The Concise Oxford Dictionary of Art and Artists (52 page)

Bevan , Robert
(1865–1925).
English painter. He spent a good deal of time in France and met
Gauguin
at Pont-Aven in 1894. Back in London he became a member of
Sickert's
circle and he was a founding member of the
Camden Town Group
(1911) and the
London Group
(1913). His work was much influenced by Gauguin's bold colour and flat patterning, and in his last years his style became increasingly simplified and schematic. He is best known for paintings featuring horses. His wife, the Polish-born Stanislava de Karlowska (1880–1952), whom he married in 1897, was also a painter. He made several visits to Poland with her.
Bewick , Thomas
(1753–1828
). English engraver, active for most of his life in New-castle upon Tyne. Bewick ran a busy workshop in which most of the day-to-day jobs involved metal-engraving, but for his own projects he preferred
wood engraving
, and he was the first artist to show the full potential of this technique. He had a great love of the countryside, and his finest works are natural history illustrations, particularly those to his celebrated books
A General History of Quadrupeds
(1790) and
A History of British Birds
(2 vols., 1797 and 1804), for which he wrote the texts himself. The animals and birds are characterized with great skill, but Bewick is as much admired for his tail-pieces—little (sometimes tiny) vignettes with which he concluded his account of each animal or bird. These miniature scenes give a wonderfully shrewd and sensitive picture of rural life, bringing out its bleakness and cruelty as well as its beauty and humour.

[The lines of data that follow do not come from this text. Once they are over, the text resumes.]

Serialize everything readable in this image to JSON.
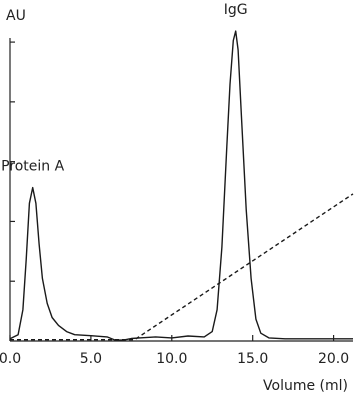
{
  "chart_data": {
    "type": "line",
    "ylabel": "AU",
    "xlabel": "Volume (ml)",
    "xlim": [
      0,
      21.2
    ],
    "ylim": [
      0,
      1
    ],
    "x_ticks": [
      0,
      5,
      10,
      15,
      20
    ],
    "x_tick_labels": [
      "0.0",
      "5.0",
      "10.0",
      "15.0",
      "20.0"
    ],
    "y_ticks": [
      0,
      0.191,
      0.382,
      0.573,
      0.764,
      0.955
    ],
    "grid": false,
    "annotations": [
      {
        "text": "Protein A",
        "x": 1.4,
        "y": 0.5
      },
      {
        "text": "IgG",
        "x": 13.95,
        "y": 1.0
      }
    ],
    "series": [
      {
        "style": "solid",
        "x": [
          0,
          0.5,
          0.8,
          1.0,
          1.2,
          1.4,
          1.6,
          1.8,
          2.0,
          2.3,
          2.6,
          3.0,
          3.5,
          4.0,
          5.0,
          6.0,
          6.5,
          7.0,
          7.5,
          8.0,
          9.0,
          10.0,
          11.0,
          12.0,
          12.5,
          12.8,
          13.1,
          13.4,
          13.6,
          13.8,
          13.95,
          14.1,
          14.3,
          14.6,
          14.9,
          15.2,
          15.5,
          16.0,
          17.0,
          18.0,
          19.0,
          20.0,
          21.2
        ],
        "y": [
          0.007,
          0.02,
          0.1,
          0.26,
          0.44,
          0.49,
          0.44,
          0.31,
          0.2,
          0.12,
          0.075,
          0.05,
          0.03,
          0.02,
          0.017,
          0.013,
          0.003,
          0.003,
          0.008,
          0.01,
          0.013,
          0.01,
          0.016,
          0.013,
          0.03,
          0.1,
          0.3,
          0.62,
          0.82,
          0.96,
          0.99,
          0.93,
          0.72,
          0.42,
          0.2,
          0.07,
          0.025,
          0.01,
          0.007,
          0.007,
          0.007,
          0.007,
          0.007
        ]
      },
      {
        "style": "dashed",
        "x": [
          0,
          7.7,
          21.2
        ],
        "y": [
          0.004,
          0.004,
          0.47
        ]
      }
    ]
  }
}
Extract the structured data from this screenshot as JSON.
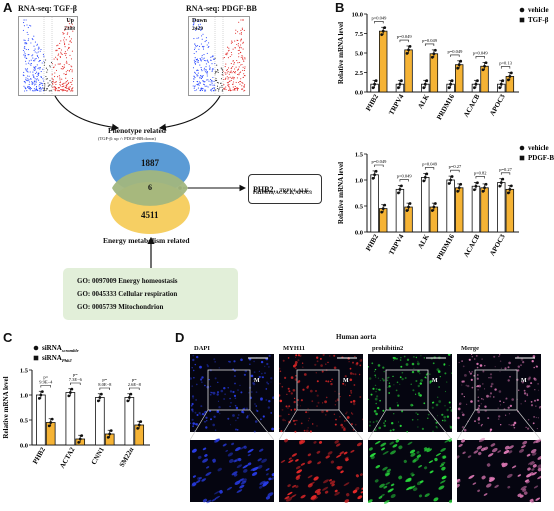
{
  "panels": {
    "A": {
      "letter": "A",
      "volcano_left": {
        "title": "RNA-seq: TGF-β",
        "tag": "Up",
        "count": "2388"
      },
      "volcano_right": {
        "title": "RNA-seq: PDGF-BB",
        "tag": "Down",
        "count": "2429"
      },
      "phenotype_label": "Phenotype related",
      "phenotype_sub": "(TGF-β: up ∩ PDGF-BB:down)",
      "venn_top": "1887",
      "venn_mid": "6",
      "venn_bottom": "4511",
      "energy_label": "Energy metabolism related",
      "genes_main": "PHB2,",
      "genes_line1_rest": "TRPV4, ALK,",
      "genes_line2": "PRDM16, ACACB, APOC3",
      "go_terms": [
        "GO: 0097009 Energy homeostasis",
        "GO: 0045333 Cellular respiration",
        "GO: 0005739 Mitochondrion"
      ]
    },
    "B": {
      "letter": "B"
    },
    "C": {
      "letter": "C"
    },
    "D": {
      "letter": "D",
      "title": "Human aorta",
      "channels": [
        "DAPI",
        "MYH11",
        "prohibitin2",
        "Merge"
      ],
      "marker": "M"
    }
  },
  "chart_data": [
    {
      "type": "bar",
      "ylabel": "Relative mRNA level",
      "categories": [
        "PHB2",
        "TRPV4",
        "ALK",
        "PRDM16",
        "ACACB",
        "APOC3"
      ],
      "ylim": [
        0,
        10
      ],
      "yticks": [
        "0.0",
        "2.5",
        "5.0",
        "7.5",
        "10.0"
      ],
      "legend": [
        "vehicle",
        "TGF-β"
      ],
      "series": [
        {
          "name": "vehicle",
          "values": [
            1.0,
            1.0,
            1.0,
            1.0,
            1.0,
            1.0
          ]
        },
        {
          "name": "TGF-β",
          "values": [
            7.8,
            5.4,
            4.9,
            3.5,
            3.3,
            2.0
          ]
        }
      ],
      "pvalues": [
        "p=0.049",
        "p=0.049",
        "p=0.049",
        "p=0.049",
        "p=0.049",
        "p=0.13"
      ]
    },
    {
      "type": "bar",
      "ylabel": "Relative mRNA level",
      "categories": [
        "PHB2",
        "TRPV4",
        "ALK",
        "PRDM16",
        "ACACB",
        "APOC3"
      ],
      "ylim": [
        0,
        1.5
      ],
      "yticks": [
        "0.0",
        "0.5",
        "1.0",
        "1.5"
      ],
      "legend": [
        "vehicle",
        "PDGF-BB"
      ],
      "series": [
        {
          "name": "vehicle",
          "values": [
            1.1,
            0.82,
            1.05,
            1.0,
            0.88,
            0.95
          ]
        },
        {
          "name": "PDGF-BB",
          "values": [
            0.45,
            0.48,
            0.48,
            0.85,
            0.85,
            0.82
          ]
        }
      ],
      "pvalues": [
        "p=0.049",
        "p=0.049",
        "p=0.049",
        "p=0.27",
        "p=0.82",
        "p=0.27"
      ]
    },
    {
      "type": "bar",
      "ylabel": "Relative mRNA level",
      "categories": [
        "PHB2",
        "ACTA2",
        "CNN1",
        "SM22α"
      ],
      "ylim": [
        0,
        1.5
      ],
      "yticks": [
        "0.0",
        "0.5",
        "1.0",
        "1.5"
      ],
      "legend": [
        "siRNA",
        "siRNA"
      ],
      "legend_subscripts": [
        "scramble",
        "Phb2"
      ],
      "series": [
        {
          "name": "siRNA scramble",
          "values": [
            1.0,
            1.05,
            0.95,
            0.95
          ]
        },
        {
          "name": "siRNA Phb2",
          "values": [
            0.45,
            0.12,
            0.22,
            0.4
          ]
        }
      ],
      "pvalues": [
        "p=\n9.9E−4",
        "p=\n7.3E−6",
        "p=\n8.0E−8",
        "p=\n2.6E−8"
      ]
    }
  ],
  "colors": {
    "vehicle": "#ffffff",
    "treated": "#f5b335",
    "venn_top": "#5b9bd5",
    "venn_bottom": "#f6cf63",
    "go_box": "#e2efd9"
  }
}
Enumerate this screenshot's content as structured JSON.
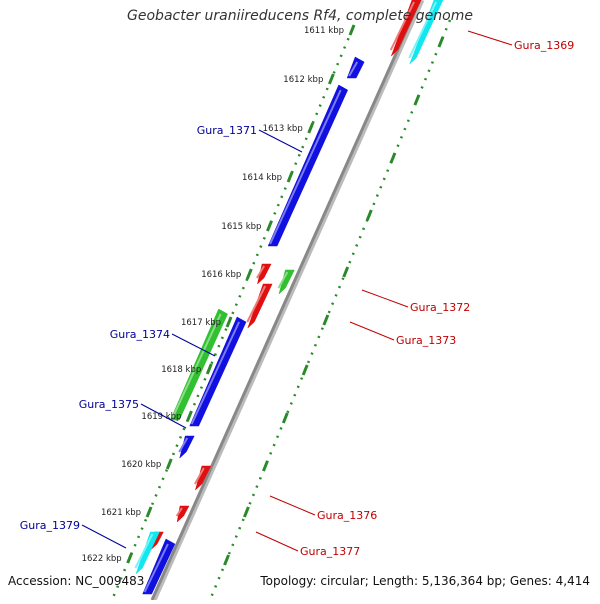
{
  "title": "Geobacter uraniireducens Rf4, complete genome",
  "accession": "Accession: NC_009483",
  "summary": "Topology: circular; Length: 5,136,364 bp; Genes: 4,414",
  "kbp_ticks": [
    "1611 kbp",
    "1612 kbp",
    "1613 kbp",
    "1614 kbp",
    "1615 kbp",
    "1616 kbp",
    "1617 kbp",
    "1618 kbp",
    "1619 kbp",
    "1620 kbp",
    "1621 kbp",
    "1622 kbp"
  ],
  "colors": {
    "blue": "#1010e0",
    "red": "#e01010",
    "green": "#30c030",
    "cyan": "#10e8f0",
    "backbone": "#888888",
    "dots": "#2a8a2a",
    "label_blue": "#00009a",
    "label_red": "#c00000"
  },
  "genes": [
    {
      "label": "Gura_1369",
      "color": "red"
    },
    {
      "label": "Gura_1371",
      "color": "blue"
    },
    {
      "label": "Gura_1372",
      "color": "red"
    },
    {
      "label": "Gura_1373",
      "color": "red"
    },
    {
      "label": "Gura_1374",
      "color": "blue"
    },
    {
      "label": "Gura_1375",
      "color": "blue"
    },
    {
      "label": "Gura_1376",
      "color": "red"
    },
    {
      "label": "Gura_1377",
      "color": "red"
    },
    {
      "label": "Gura_1379",
      "color": "blue"
    }
  ]
}
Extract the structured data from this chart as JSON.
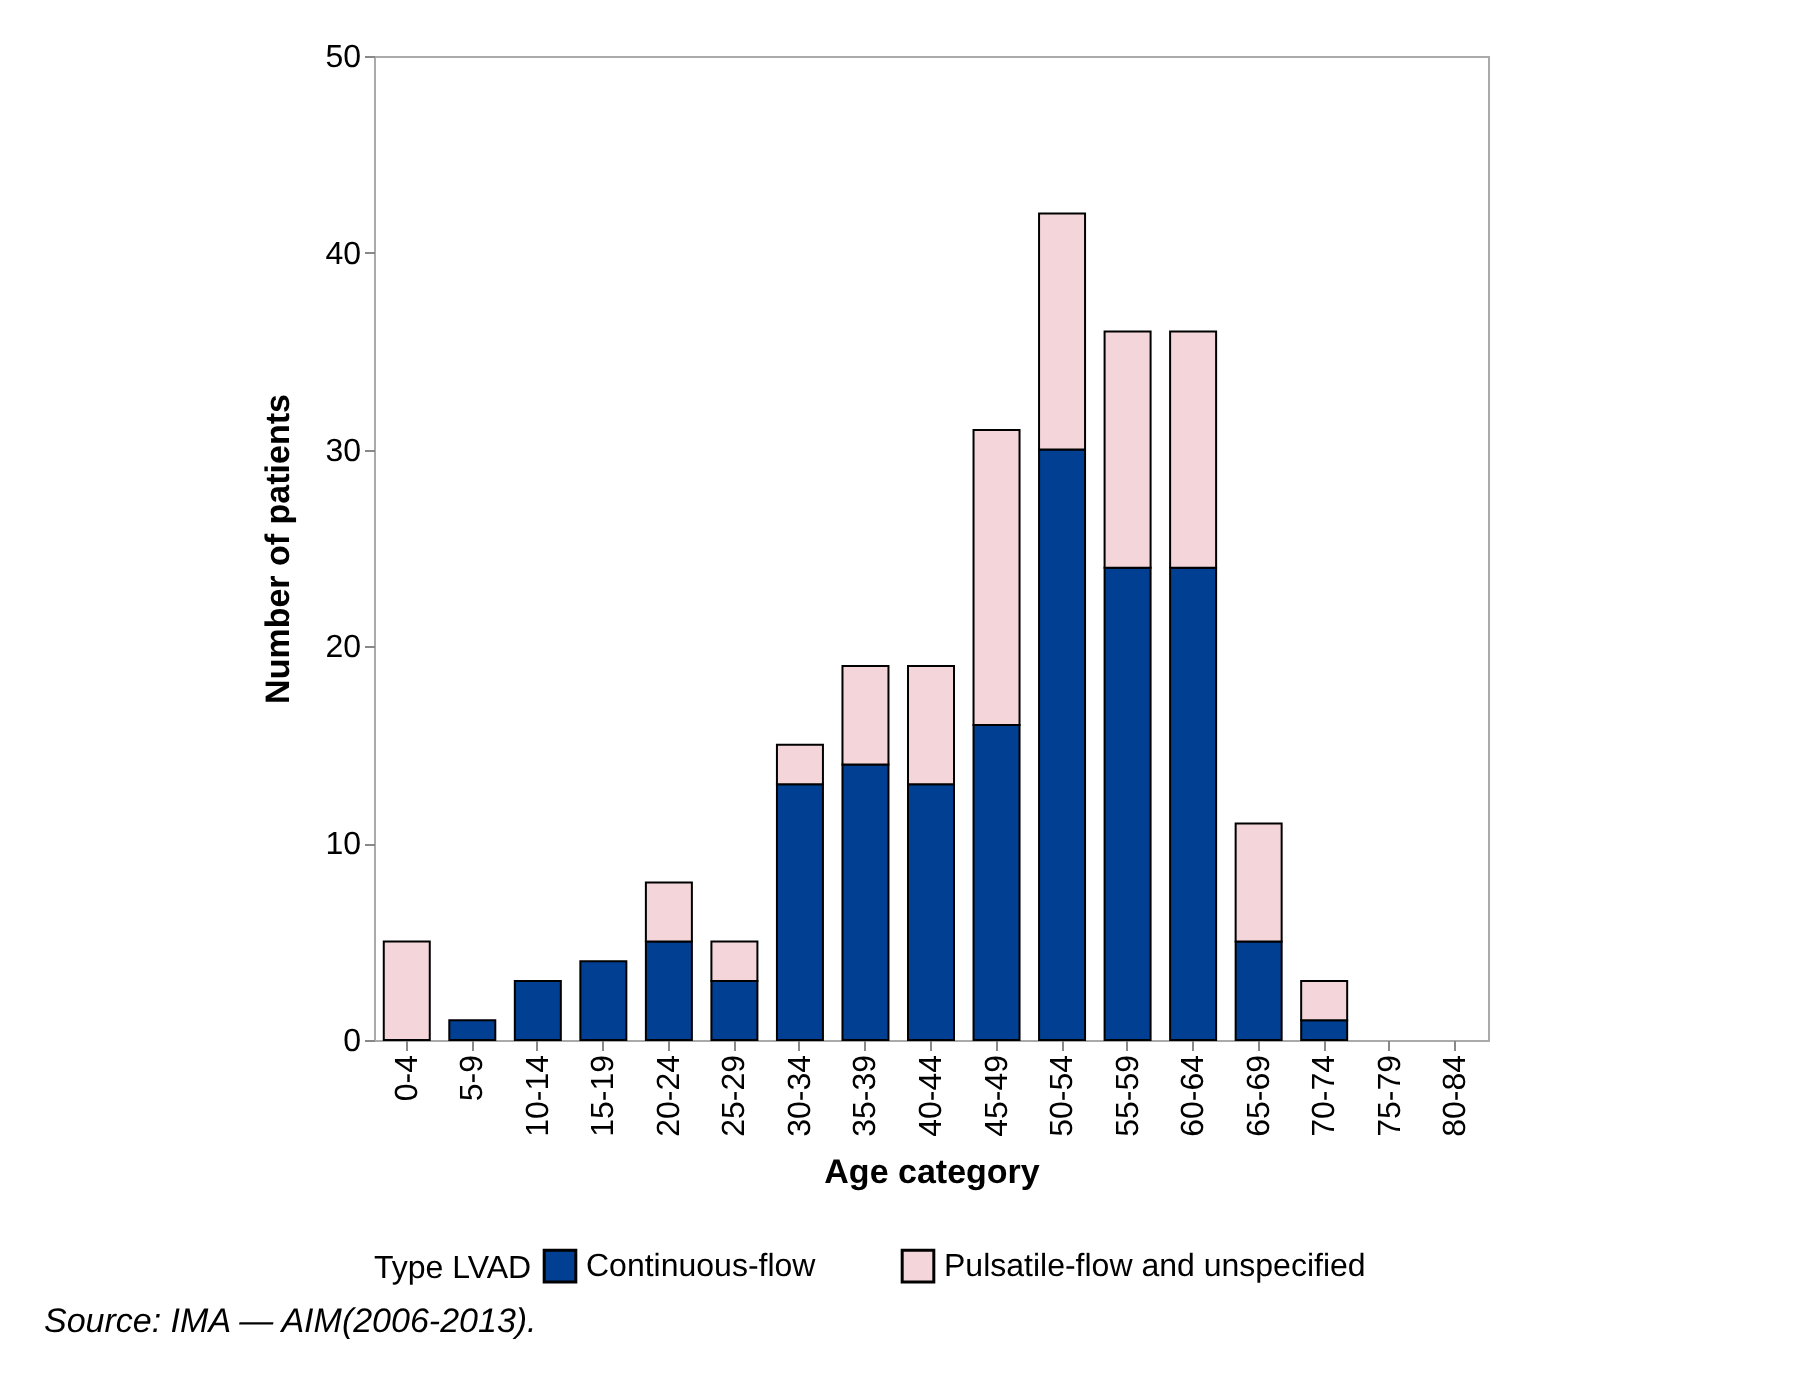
{
  "chart_data": {
    "type": "bar",
    "stacked": true,
    "xlabel": "Age category",
    "ylabel": "Number of patients",
    "legend_title": "Type LVAD",
    "categories": [
      "0-4",
      "5-9",
      "10-14",
      "15-19",
      "20-24",
      "25-29",
      "30-34",
      "35-39",
      "40-44",
      "45-49",
      "50-54",
      "55-59",
      "60-64",
      "65-69",
      "70-74",
      "75-79",
      "80-84"
    ],
    "series": [
      {
        "name": "Continuous-flow",
        "color": "#003f91",
        "values": [
          0,
          1,
          3,
          4,
          5,
          3,
          13,
          14,
          13,
          16,
          30,
          24,
          24,
          5,
          1,
          0,
          0
        ]
      },
      {
        "name": "Pulsatile-flow and unspecified",
        "color": "#f4d6da",
        "values": [
          5,
          0,
          0,
          0,
          3,
          2,
          2,
          5,
          6,
          15,
          12,
          12,
          12,
          6,
          2,
          0,
          0
        ]
      }
    ],
    "ylim": [
      0,
      50
    ],
    "yticks": [
      0,
      10,
      20,
      30,
      40,
      50
    ],
    "grid": false,
    "legend": "bottom",
    "annotations": [
      "Source: IMA — AIM(2006-2013)."
    ]
  }
}
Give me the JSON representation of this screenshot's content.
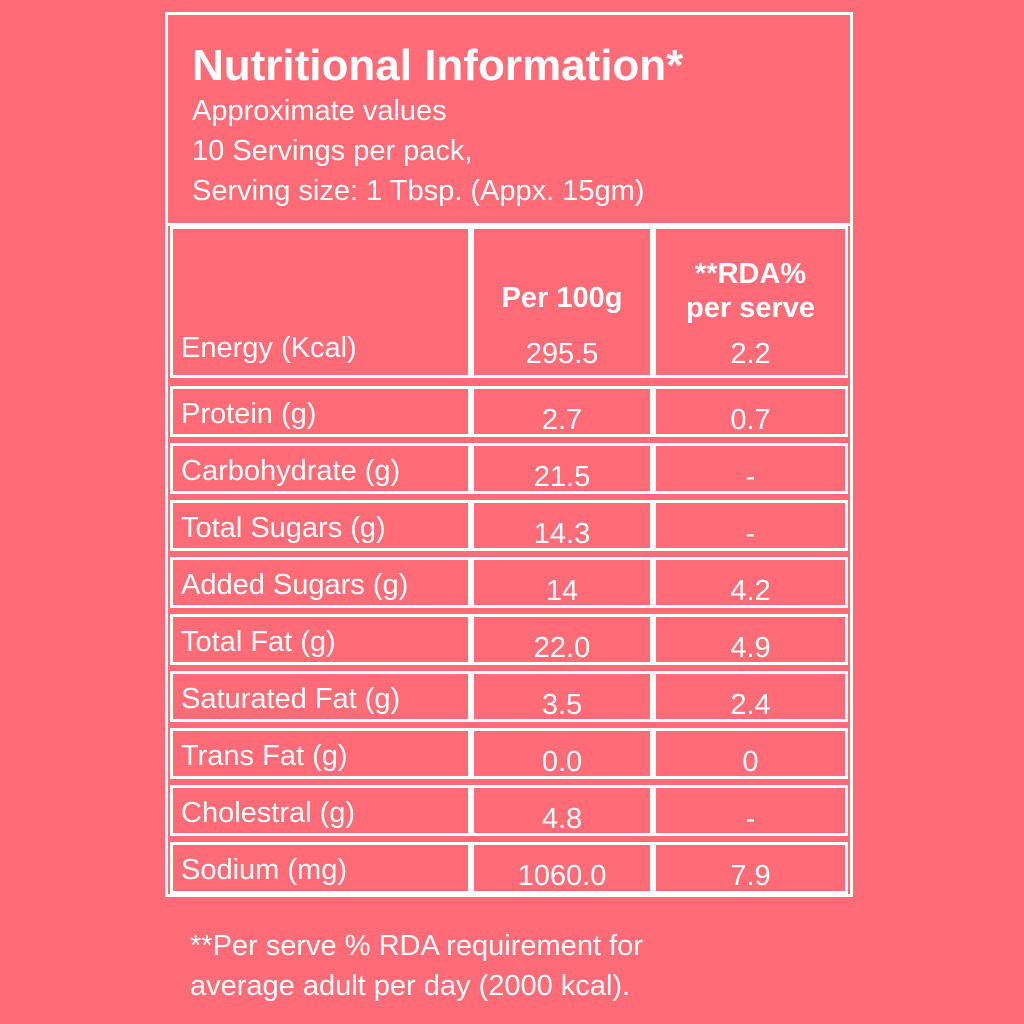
{
  "header": {
    "title": "Nutritional Information*",
    "line1": "Approximate values",
    "line2": "10 Servings per pack,",
    "line3": "Serving size: 1 Tbsp. (Appx. 15gm)"
  },
  "table": {
    "col_per": "Per 100g",
    "col_rda_line1": "**RDA%",
    "col_rda_line2": "per serve",
    "rows": [
      {
        "label": "Energy (Kcal)",
        "per100g": "295.5",
        "rda": "2.2"
      },
      {
        "label": "Protein (g)",
        "per100g": "2.7",
        "rda": "0.7"
      },
      {
        "label": "Carbohydrate (g)",
        "per100g": "21.5",
        "rda": "-"
      },
      {
        "label": "Total Sugars (g)",
        "per100g": "14.3",
        "rda": "-"
      },
      {
        "label": "Added Sugars (g)",
        "per100g": "14",
        "rda": "4.2"
      },
      {
        "label": "Total Fat (g)",
        "per100g": "22.0",
        "rda": "4.9"
      },
      {
        "label": "Saturated Fat (g)",
        "per100g": "3.5",
        "rda": "2.4"
      },
      {
        "label": "Trans Fat (g)",
        "per100g": "0.0",
        "rda": "0"
      },
      {
        "label": "Cholestral (g)",
        "per100g": "4.8",
        "rda": "-"
      },
      {
        "label": "Sodium (mg)",
        "per100g": "1060.0",
        "rda": "7.9"
      }
    ]
  },
  "footnote": {
    "line1": "**Per serve % RDA requirement for",
    "line2": "average adult per day (2000 kcal)."
  },
  "colors": {
    "background": "#ff6b77",
    "text": "#ffffff"
  }
}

Bewick himself punningly called these scenes ‘
Tale
-pieces’, for they were ‘seldom without an endeavour to illustrate some truth or point some moral’. The success of his books made wood engraving a popular medium for illustration and his work was carried on by several followers in Newcastle, notably his son Robert (1788–1849). Bewick wrote an autobiography, which was published in an incomplete edition in 1862; the full text did not appear until 1975. A year before his death he was visited by
Audubon
, another great artist-naturalist, who left a touching account of his meeting with this ‘perfect old English-man’, who was ‘kind and attentive’ and still—at the age of 74—‘active and prompt in his labours’, using ‘delicate and beautiful tools…all made by himself’.
Beyeren , Abraham van
(1620/1–90).
Dutch painter, little regarded in his day but now considered one of the greatest of still-life painters. He initially specialized in fish subjects, but around the middle of the 17th cent. he began to devote himself to sumptuous banquet tables laden with silver and gold vessels, Venetian glassware, fine fruit, and expensive table coverings of damask, satin, and velvet. Works of this kind, in which he was rivalled only by
Kalf
, gave him even greater opportunity than his fish pieces to demonstrate his ability to show the play of light on varied surfaces and organize forms and colours into an opulently blended composition. He worked in various towns before settling in Overschie in 1678.
Bibiena
(or Galli-Bibiena)
.
Family of Italian architects,
quadraturisti
, and stage-designers based in Bologna, members of which practised from the 1680s until the 1780s in practically every country of Europe. The founder of the dynasty was
Giovanni Maria Galli
(1625–65), who adopted the name of his birthplace, Bibbiena, a small town in Tuscany. Other members of the family included
Alessandro
(1687–1769),
Antonio
(1700–74),
Carlo
(1728–87),
Ferdinando
(1657–1743),
Francesco
(1659–1739), and
Giuseppe
(1696–1757). They provided fantastically elaborate stage-settings for operas, balls, state occasions, and religious ceremonies, mainly in the service of the Austrian Imperial family in Vienna and of various German princelings. They also built several theatres in Italy and Germany, one of which survives: the Opera House at Bayreuth, decorated by Giuseppe in 1748. The most illustrious and prolific member of the family was Ferdinando, who produced several books on architecture and scenography.